Shortly after Google and GoPro started launching 360-degree videos, Facebook (NASDAQ:FB) added similar GoPro-produced videos to its News Feed. Since Facebook revolutionized how people share photos and videos online, upgrading to 360-degree videos would seem like a logical next step.
Those 360-degree videos also complement Facebook's $2 billion purchase of Oculus VR, since the Oculus Rift headset can already be used to watch 360-degree videos. When CEO Mark Zuckerberg initially announced the Oculus acquisition, he stated that the Rift would initially be marketed as an "immersive gaming" device before becoming "a platform for many other experiences" like remote teaching, telehealth, or attending live events.

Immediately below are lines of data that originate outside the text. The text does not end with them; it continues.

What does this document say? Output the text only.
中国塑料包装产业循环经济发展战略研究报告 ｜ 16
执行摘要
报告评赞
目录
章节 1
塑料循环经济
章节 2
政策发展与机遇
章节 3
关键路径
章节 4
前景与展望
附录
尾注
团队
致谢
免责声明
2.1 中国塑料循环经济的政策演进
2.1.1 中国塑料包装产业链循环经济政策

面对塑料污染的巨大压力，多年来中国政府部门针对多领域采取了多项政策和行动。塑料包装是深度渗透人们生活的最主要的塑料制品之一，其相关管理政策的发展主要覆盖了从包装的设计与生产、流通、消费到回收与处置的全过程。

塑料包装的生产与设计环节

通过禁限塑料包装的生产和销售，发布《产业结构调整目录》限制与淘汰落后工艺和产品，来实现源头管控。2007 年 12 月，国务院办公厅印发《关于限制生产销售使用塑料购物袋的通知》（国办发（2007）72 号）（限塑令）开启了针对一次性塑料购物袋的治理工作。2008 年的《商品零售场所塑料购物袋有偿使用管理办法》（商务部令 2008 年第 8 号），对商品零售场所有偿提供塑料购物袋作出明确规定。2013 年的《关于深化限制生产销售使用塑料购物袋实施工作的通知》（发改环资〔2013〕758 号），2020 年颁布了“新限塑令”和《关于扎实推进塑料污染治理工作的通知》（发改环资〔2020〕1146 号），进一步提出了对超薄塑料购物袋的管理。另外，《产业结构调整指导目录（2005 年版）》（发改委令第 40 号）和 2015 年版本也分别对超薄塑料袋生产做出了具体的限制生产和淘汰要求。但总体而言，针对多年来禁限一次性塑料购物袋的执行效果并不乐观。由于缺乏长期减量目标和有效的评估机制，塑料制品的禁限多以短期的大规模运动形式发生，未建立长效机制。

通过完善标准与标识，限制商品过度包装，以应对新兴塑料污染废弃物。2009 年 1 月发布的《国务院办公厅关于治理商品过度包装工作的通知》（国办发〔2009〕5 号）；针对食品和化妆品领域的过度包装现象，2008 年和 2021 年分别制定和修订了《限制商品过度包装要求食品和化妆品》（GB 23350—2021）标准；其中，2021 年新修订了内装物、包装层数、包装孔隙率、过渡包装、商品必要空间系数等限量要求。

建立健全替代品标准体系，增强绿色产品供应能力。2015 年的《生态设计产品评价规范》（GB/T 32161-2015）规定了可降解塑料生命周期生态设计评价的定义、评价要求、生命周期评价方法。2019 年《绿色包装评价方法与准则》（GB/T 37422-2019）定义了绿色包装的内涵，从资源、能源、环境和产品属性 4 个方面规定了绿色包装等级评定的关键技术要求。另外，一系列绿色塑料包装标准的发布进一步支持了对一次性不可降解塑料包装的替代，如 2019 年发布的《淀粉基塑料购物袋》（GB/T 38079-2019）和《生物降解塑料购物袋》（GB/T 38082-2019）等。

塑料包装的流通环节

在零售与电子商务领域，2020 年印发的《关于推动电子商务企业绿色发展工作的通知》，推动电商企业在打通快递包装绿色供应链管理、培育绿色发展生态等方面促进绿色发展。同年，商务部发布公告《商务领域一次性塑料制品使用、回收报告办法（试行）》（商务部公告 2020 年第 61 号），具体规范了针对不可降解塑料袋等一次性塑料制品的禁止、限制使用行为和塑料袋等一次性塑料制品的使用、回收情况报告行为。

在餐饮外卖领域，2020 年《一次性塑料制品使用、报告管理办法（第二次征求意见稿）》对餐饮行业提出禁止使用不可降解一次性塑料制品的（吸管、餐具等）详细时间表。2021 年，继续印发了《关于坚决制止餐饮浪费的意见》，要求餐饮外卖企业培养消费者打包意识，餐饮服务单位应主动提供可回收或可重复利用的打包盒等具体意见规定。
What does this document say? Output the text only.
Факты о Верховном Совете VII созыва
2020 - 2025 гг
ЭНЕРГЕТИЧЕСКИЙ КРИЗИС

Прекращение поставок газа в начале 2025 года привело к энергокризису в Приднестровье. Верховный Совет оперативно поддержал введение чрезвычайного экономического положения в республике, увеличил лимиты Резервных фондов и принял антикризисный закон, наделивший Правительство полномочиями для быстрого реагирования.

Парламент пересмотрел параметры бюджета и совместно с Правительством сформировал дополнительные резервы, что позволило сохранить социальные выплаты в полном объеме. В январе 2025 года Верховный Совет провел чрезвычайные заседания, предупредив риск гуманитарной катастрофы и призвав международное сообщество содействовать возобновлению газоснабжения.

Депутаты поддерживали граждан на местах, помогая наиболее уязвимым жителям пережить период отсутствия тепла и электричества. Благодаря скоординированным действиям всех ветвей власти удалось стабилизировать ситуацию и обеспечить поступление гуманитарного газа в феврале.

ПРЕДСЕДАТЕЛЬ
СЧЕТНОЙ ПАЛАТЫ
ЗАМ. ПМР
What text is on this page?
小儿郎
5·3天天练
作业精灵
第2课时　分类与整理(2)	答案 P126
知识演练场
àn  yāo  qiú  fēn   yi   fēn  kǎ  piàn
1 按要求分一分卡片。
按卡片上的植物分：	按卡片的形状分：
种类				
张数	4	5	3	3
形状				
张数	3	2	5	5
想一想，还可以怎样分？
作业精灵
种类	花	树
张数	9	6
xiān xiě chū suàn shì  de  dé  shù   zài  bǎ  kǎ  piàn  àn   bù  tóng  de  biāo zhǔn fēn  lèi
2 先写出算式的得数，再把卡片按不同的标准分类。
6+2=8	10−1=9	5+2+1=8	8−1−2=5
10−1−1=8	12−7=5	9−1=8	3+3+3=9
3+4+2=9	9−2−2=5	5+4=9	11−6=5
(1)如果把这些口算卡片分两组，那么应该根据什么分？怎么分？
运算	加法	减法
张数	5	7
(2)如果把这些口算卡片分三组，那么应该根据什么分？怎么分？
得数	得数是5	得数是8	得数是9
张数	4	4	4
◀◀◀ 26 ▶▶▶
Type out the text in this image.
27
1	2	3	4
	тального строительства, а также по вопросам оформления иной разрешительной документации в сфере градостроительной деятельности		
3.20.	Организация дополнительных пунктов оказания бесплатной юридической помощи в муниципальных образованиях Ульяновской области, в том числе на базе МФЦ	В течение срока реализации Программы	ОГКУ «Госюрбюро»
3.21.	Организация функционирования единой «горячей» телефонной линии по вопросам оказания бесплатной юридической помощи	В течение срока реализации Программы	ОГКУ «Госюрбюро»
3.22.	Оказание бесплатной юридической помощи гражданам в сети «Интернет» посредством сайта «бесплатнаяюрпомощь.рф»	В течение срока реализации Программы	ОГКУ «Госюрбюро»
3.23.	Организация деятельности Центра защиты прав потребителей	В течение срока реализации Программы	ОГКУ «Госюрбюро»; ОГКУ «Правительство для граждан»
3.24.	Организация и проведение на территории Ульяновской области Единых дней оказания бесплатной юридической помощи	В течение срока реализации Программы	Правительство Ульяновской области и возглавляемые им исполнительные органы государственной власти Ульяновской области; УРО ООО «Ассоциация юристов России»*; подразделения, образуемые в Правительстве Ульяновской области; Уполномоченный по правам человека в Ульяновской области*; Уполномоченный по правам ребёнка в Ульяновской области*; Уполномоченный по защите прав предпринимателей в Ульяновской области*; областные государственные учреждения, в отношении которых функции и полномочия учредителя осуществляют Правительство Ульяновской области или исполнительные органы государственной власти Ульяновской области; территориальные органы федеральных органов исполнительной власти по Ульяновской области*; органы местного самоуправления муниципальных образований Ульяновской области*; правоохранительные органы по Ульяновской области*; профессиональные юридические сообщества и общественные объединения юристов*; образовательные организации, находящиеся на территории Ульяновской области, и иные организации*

Simply put, Facebook could evolve beyond its blue and white walls and into a VR world where people can virtually interact with each other.
But for Facebook's plan to work, it needs a capture device to stream 360-degree video back to the Rift. Samsung demonstrated this connection earlier this year by streaming a baby's live birth to a father wearing a VR headset 2,500 miles away. If Facebook buys GoPro's VR rigs and shrinks them down to more affordable cube-like devices, it could simultaneously enhance its News Feed and Oculus VR businesses.
Apple (NASDAQ:AAPL) has notably lagged behind Google and Facebook in the VR market. The company has made multiple AR and VR acquisitions and filed related patents, but it hasn't unveiled any first-party products or services yet. Apple has also expressed interest in the action camera market on two occasions. First, it filed a patent to make one in January. Second, it launched a "Shot on iPhone 6" gallery earlier this year to showcase GoPro-like shots being taken on the iPhone.
While those moves indicate that Apple might launch an "Apple Cam," it might be easier for Apple to simply buy GoPro to inherit its media base and VR partnerships. GoPro's action cameras and upcoming Karma drone could also help Apple diversify its top line away from the iPhone. FBR & Co. analyst Dan Ives, who suggests that a GoPro acquisition "makes sense", noted that "action cameras are uniquely positioned at the intersection of Apple's smartphones, wearables, and multimedia offerings".
In a previous article, I argued that buying GoPro wouldn't be that different from buying Beats. Both companies had strong brands, appealed to niche markets, and had growing digital ecosystems. Apple was willing to pay $3 billion for Beats, so it might do the same for GoPro.
But don't wait for a white knight
It's possible that Alphabet, Facebook, or Apple might eventually use their pocket change to buy GoPro, but investors shouldn't hold their breath.
Alphabet and Facebook could let the VR camera market evolve, then reap the benefits of a commoditized market without actually selling any cameras. Apple could simply make its own action camera or drone, since its brand is strong enough on its own. Therefore, GoPro investors should fully understand the bull and bear cases for the stock instead of holding out for a white knight "hero."